Выбрать главу

Или вдруг вспоминал:

— А у нас дома, бывало, девки «мушиные похороны» устраивали. В сарафанах, нарядные. И парни тут же: невест выглядывают...

Еще не отошла грибная пора. Девчата в соседних бараках, чуть выдавался свободный час, гремели под окном пустыми ведрами, отправляясь в тайгу. Говорили, что грибов — как ни в один год: видимо-невидимо.

Варюшка торжествующе вносила в барак ведро или корзину, доверху полные еще влажными желтовато-розовыми и серыми подберезовиками и подосиновиками; коричневыми, будто отшлифованными боровиками; пахучими и нежными белыми грибами. Барак наполнялся волнующими запахами леса.

— Завидуйте, бездельники! — забыв произнести свое неизменное «коннитива», с ликованием восклицала Варюха.— Вот как надо собирать!

— Да чем ты хвастаешь? Tут и на жарево не наберется,— поддразнивал девушку кто-нибудь из строителей, а она негодовала:

— Ты приходи к нам вечером, приходи. Увидишь! «Не набере-ется...»!

После ее ухода в бараке еще долго держался тонкий, ни с чем не сравнимый грибной аромат, рождающий в воображении картины березовых опушек, пронизанных косыми стрелами осеннего солнца; затаенных ложбинок, пригорков, где меж стволами деревьев грибники уже успели пробить свои тонкие тропки.

По утрам в вышине над бараком, на ровной голубизне спокойного неба возникали точки-тире улетающих птичьих стай. Это была беззвучная морзянка осени. Птицы спешили к теплу, к вечной зелени прибрежных зарослей в неведомых нам, северянам, дальних краях.

А я мечтал о той поре, когда выпадет снег. Нет-нет, ничто в моих планах не было с ним связано, решительно ничто.

Просто однажды, когда бригада ушла на работу, а мне суждено было лежать в одиночестве, я сказал себе: «Пойду по первопутку!»

И ведь верил, что так и будет. И еще верил, что человеку очень важно,— может быть, важнее всего остального,— знать, что задуманное им непременно сбудется.

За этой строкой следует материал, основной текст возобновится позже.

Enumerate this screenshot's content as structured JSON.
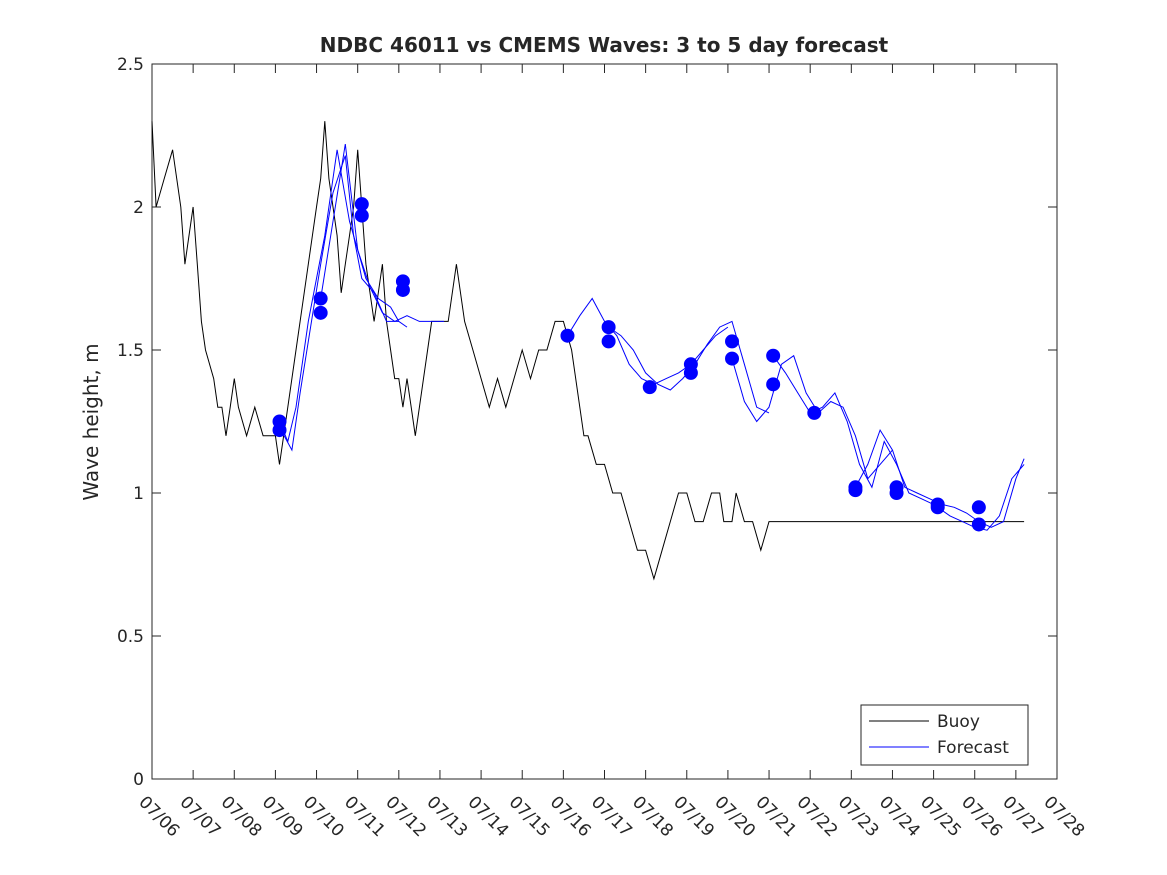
{
  "chart_data": {
    "type": "line",
    "title": "NDBC 46011 vs CMEMS Waves: 3 to 5 day forecast",
    "xlabel": "",
    "ylabel": "Wave height, m",
    "x_unit": "date (July)",
    "xlim": [
      "07/06",
      "07/28"
    ],
    "ylim": [
      0,
      2.5
    ],
    "yticks": [
      0,
      0.5,
      1,
      1.5,
      2,
      2.5
    ],
    "ytick_labels": [
      "0",
      "0.5",
      "1",
      "1.5",
      "2",
      "2.5"
    ],
    "xtick_labels": [
      "07/06",
      "07/07",
      "07/08",
      "07/09",
      "07/10",
      "07/11",
      "07/12",
      "07/13",
      "07/14",
      "07/15",
      "07/16",
      "07/17",
      "07/18",
      "07/19",
      "07/20",
      "07/21",
      "07/22",
      "07/23",
      "07/24",
      "07/25",
      "07/26",
      "07/27",
      "07/28"
    ],
    "grid": false,
    "legend": {
      "placement": "bottom-right",
      "entries": [
        "Buoy",
        "Forecast"
      ]
    },
    "colors": {
      "buoy": "#000000",
      "forecast": "#0000ff"
    },
    "series": [
      {
        "name": "Buoy",
        "x_days_note": "day offsets from 07/06 00:00",
        "x": [
          0,
          0.1,
          0.3,
          0.5,
          0.6,
          0.7,
          0.8,
          0.9,
          1.0,
          1.1,
          1.2,
          1.3,
          1.5,
          1.6,
          1.7,
          1.8,
          1.9,
          2.0,
          2.1,
          2.3,
          2.5,
          2.7,
          2.9,
          3.0,
          3.1,
          3.3,
          3.5,
          3.7,
          3.8,
          3.9,
          4.0,
          4.1,
          4.2,
          4.3,
          4.4,
          4.5,
          4.6,
          4.7,
          4.8,
          4.9,
          5.0,
          5.1,
          5.2,
          5.3,
          5.4,
          5.5,
          5.6,
          5.7,
          5.8,
          5.9,
          6.0,
          6.1,
          6.2,
          6.3,
          6.4,
          6.5,
          6.6,
          6.7,
          6.8,
          6.9,
          7.0,
          7.2,
          7.4,
          7.6,
          7.8,
          8.0,
          8.2,
          8.4,
          8.6,
          8.8,
          9.0,
          9.2,
          9.4,
          9.6,
          9.8,
          10.0,
          10.2,
          10.3,
          10.4,
          10.5,
          10.6,
          10.8,
          11.0,
          11.2,
          11.4,
          11.6,
          11.8,
          12.0,
          12.2,
          12.4,
          12.6,
          12.8,
          13.0,
          13.2,
          13.4,
          13.6,
          13.8,
          13.9,
          14.0,
          14.1,
          14.2,
          14.4,
          14.6,
          14.8,
          15.0,
          15.2,
          15.4,
          15.6,
          15.8,
          16.0,
          16.2,
          16.4,
          16.6,
          16.8,
          17.0,
          17.1,
          17.2,
          17.4,
          17.6,
          17.8,
          18.0,
          18.2,
          18.4,
          18.6,
          18.8,
          19.0,
          19.2,
          19.4,
          19.6,
          19.8,
          20.0,
          20.2,
          20.4,
          20.6,
          20.8,
          21.0,
          21.2
        ],
        "y": [
          2.3,
          2.0,
          2.1,
          2.2,
          2.1,
          2.0,
          1.8,
          1.9,
          2.0,
          1.8,
          1.6,
          1.5,
          1.4,
          1.3,
          1.3,
          1.2,
          1.3,
          1.4,
          1.3,
          1.2,
          1.3,
          1.2,
          1.2,
          1.2,
          1.1,
          1.3,
          1.5,
          1.7,
          1.8,
          1.9,
          2.0,
          2.1,
          2.3,
          2.1,
          2.0,
          1.9,
          1.7,
          1.8,
          1.9,
          2.0,
          2.2,
          2.0,
          1.8,
          1.7,
          1.6,
          1.7,
          1.8,
          1.6,
          1.5,
          1.4,
          1.4,
          1.3,
          1.4,
          1.3,
          1.2,
          1.3,
          1.4,
          1.5,
          1.6,
          1.6,
          1.6,
          1.6,
          1.8,
          1.6,
          1.5,
          1.4,
          1.3,
          1.4,
          1.3,
          1.4,
          1.5,
          1.4,
          1.5,
          1.5,
          1.6,
          1.6,
          1.5,
          1.4,
          1.3,
          1.2,
          1.2,
          1.1,
          1.1,
          1.0,
          1.0,
          0.9,
          0.8,
          0.8,
          0.7,
          0.8,
          0.9,
          1.0,
          1.0,
          0.9,
          0.9,
          1.0,
          1.0,
          0.9,
          0.9,
          0.9,
          1.0,
          0.9,
          0.9,
          0.8,
          0.9,
          0.9,
          0.9,
          0.9,
          0.9,
          0.9,
          0.9,
          0.9,
          0.9,
          0.9,
          0.9,
          0.9,
          0.9,
          0.9,
          0.9,
          0.9,
          0.9,
          0.9,
          0.9,
          0.9,
          0.9,
          0.9,
          0.9,
          0.9,
          0.9,
          0.9,
          0.9,
          0.9,
          0.9,
          0.9,
          0.9,
          0.9,
          0.9
        ]
      },
      {
        "name": "Forecast",
        "runs": [
          {
            "x": [
              3.1,
              3.3,
              3.5,
              3.8,
              4.0,
              4.2,
              4.5,
              4.8,
              5.0,
              5.2,
              5.5,
              5.8,
              6.0,
              6.2
            ],
            "y": [
              1.25,
              1.18,
              1.3,
              1.6,
              1.75,
              1.9,
              2.2,
              1.95,
              1.85,
              1.75,
              1.68,
              1.65,
              1.6,
              1.58
            ]
          },
          {
            "x": [
              3.1,
              3.4,
              3.6,
              3.9,
              4.1,
              4.4,
              4.7,
              4.9,
              5.1,
              5.4,
              5.7,
              6.0
            ],
            "y": [
              1.23,
              1.15,
              1.35,
              1.62,
              1.8,
              2.05,
              2.18,
              1.9,
              1.75,
              1.7,
              1.6,
              1.6
            ]
          },
          {
            "x": [
              4.1,
              4.4,
              4.7,
              5.0,
              5.3,
              5.6,
              5.9,
              6.2,
              6.5,
              6.8,
              7.1
            ],
            "y": [
              1.68,
              1.95,
              2.22,
              1.85,
              1.72,
              1.63,
              1.6,
              1.62,
              1.6,
              1.6,
              1.6
            ]
          },
          {
            "x": [
              10.1,
              10.4,
              10.7,
              11.0,
              11.3,
              11.6,
              11.9,
              12.2,
              12.5,
              12.8,
              13.1,
              13.4,
              13.7,
              14.0
            ],
            "y": [
              1.55,
              1.62,
              1.68,
              1.6,
              1.55,
              1.45,
              1.4,
              1.38,
              1.4,
              1.42,
              1.45,
              1.5,
              1.55,
              1.58
            ]
          },
          {
            "x": [
              11.1,
              11.4,
              11.7,
              12.0,
              12.3,
              12.6,
              12.9,
              13.2,
              13.5,
              13.8,
              14.1,
              14.4,
              14.7,
              15.0
            ],
            "y": [
              1.58,
              1.55,
              1.5,
              1.42,
              1.38,
              1.36,
              1.4,
              1.45,
              1.52,
              1.58,
              1.6,
              1.45,
              1.3,
              1.28
            ]
          },
          {
            "x": [
              14.1,
              14.4,
              14.7,
              15.0,
              15.3,
              15.6,
              15.9,
              16.2,
              16.5,
              16.8,
              17.1,
              17.4,
              17.7,
              18.0
            ],
            "y": [
              1.47,
              1.32,
              1.25,
              1.3,
              1.45,
              1.48,
              1.35,
              1.28,
              1.32,
              1.3,
              1.2,
              1.05,
              1.1,
              1.15
            ]
          },
          {
            "x": [
              15.1,
              15.4,
              15.7,
              16.0,
              16.3,
              16.6,
              16.9,
              17.2,
              17.5,
              17.8,
              18.1,
              18.4,
              18.7,
              19.0
            ],
            "y": [
              1.48,
              1.42,
              1.35,
              1.28,
              1.3,
              1.35,
              1.25,
              1.1,
              1.02,
              1.18,
              1.1,
              1.0,
              0.98,
              0.96
            ]
          },
          {
            "x": [
              17.1,
              17.4,
              17.7,
              18.0,
              18.3,
              18.6,
              18.9,
              19.2,
              19.5,
              19.8,
              20.1,
              20.4,
              20.7,
              21.0,
              21.2
            ],
            "y": [
              1.02,
              1.1,
              1.22,
              1.15,
              1.02,
              1.0,
              0.98,
              0.96,
              0.95,
              0.93,
              0.9,
              0.88,
              0.9,
              1.05,
              1.12
            ]
          },
          {
            "x": [
              19.1,
              19.4,
              19.7,
              20.0,
              20.3,
              20.6,
              20.9,
              21.2
            ],
            "y": [
              0.95,
              0.92,
              0.9,
              0.88,
              0.87,
              0.92,
              1.05,
              1.1
            ]
          }
        ],
        "markers": {
          "x": [
            3.1,
            3.1,
            4.1,
            4.1,
            5.1,
            5.1,
            6.1,
            6.1,
            10.1,
            11.1,
            11.1,
            12.1,
            13.1,
            13.1,
            14.1,
            14.1,
            15.1,
            15.1,
            16.1,
            17.1,
            17.1,
            18.1,
            18.1,
            19.1,
            19.1,
            20.1,
            20.1
          ],
          "y": [
            1.25,
            1.22,
            1.68,
            1.63,
            2.01,
            1.97,
            1.74,
            1.71,
            1.55,
            1.58,
            1.53,
            1.37,
            1.45,
            1.42,
            1.53,
            1.47,
            1.48,
            1.38,
            1.28,
            1.02,
            1.01,
            1.02,
            1.0,
            0.96,
            0.95,
            0.95,
            0.89
          ]
        }
      }
    ]
  }
}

Черноглазая Борисова подружка Лариса каждый день приносила мне газеты, журналы, а если были — и письма. Катины письма. Они дышали скрытой тревогой неведения. Катя ни на что не жаловалась — ни на свои болезни, ни на одиночество,— она только спрашивала: когда же мы начнем жить по-людски, когда я перестану бродяжничать? Сколько можно? Вырастет внучка — признавать не будет.

Нет, Катя не отговаривала меня: дескать, бросай свою дурацкую командировку и возвращайся-ка домой. Просто она, как всегда, с шуточкой-усмешечкой говорила: вот я тебе выложу все, что думаю по этому поводу, а там смотри сам. Не маленький.

Не было прежде в Катиных письмах таких интонаций, не помню что-то. Я все отчетливее понимал: вот она и подошла, наша печальная старость. Молодость ненасытно требует новизны впечатлений, может быть, это одно из главных ее свойств: жажда узнавания. Новые люди. Новые заботы. Новые места. Не таковы годы пожилые: страсть к перемене мест успела охладеть. В знакомствах, порой даже без пашей воли к тому, появляется избирательность, в делах — дальновидная осмотрительность. Во всяком случае, перечитывая Катины письма, я теперь все чаще задумывался: а ведь дальше все острее нам будет не хватать друг друга, тягостнее станет одиночество.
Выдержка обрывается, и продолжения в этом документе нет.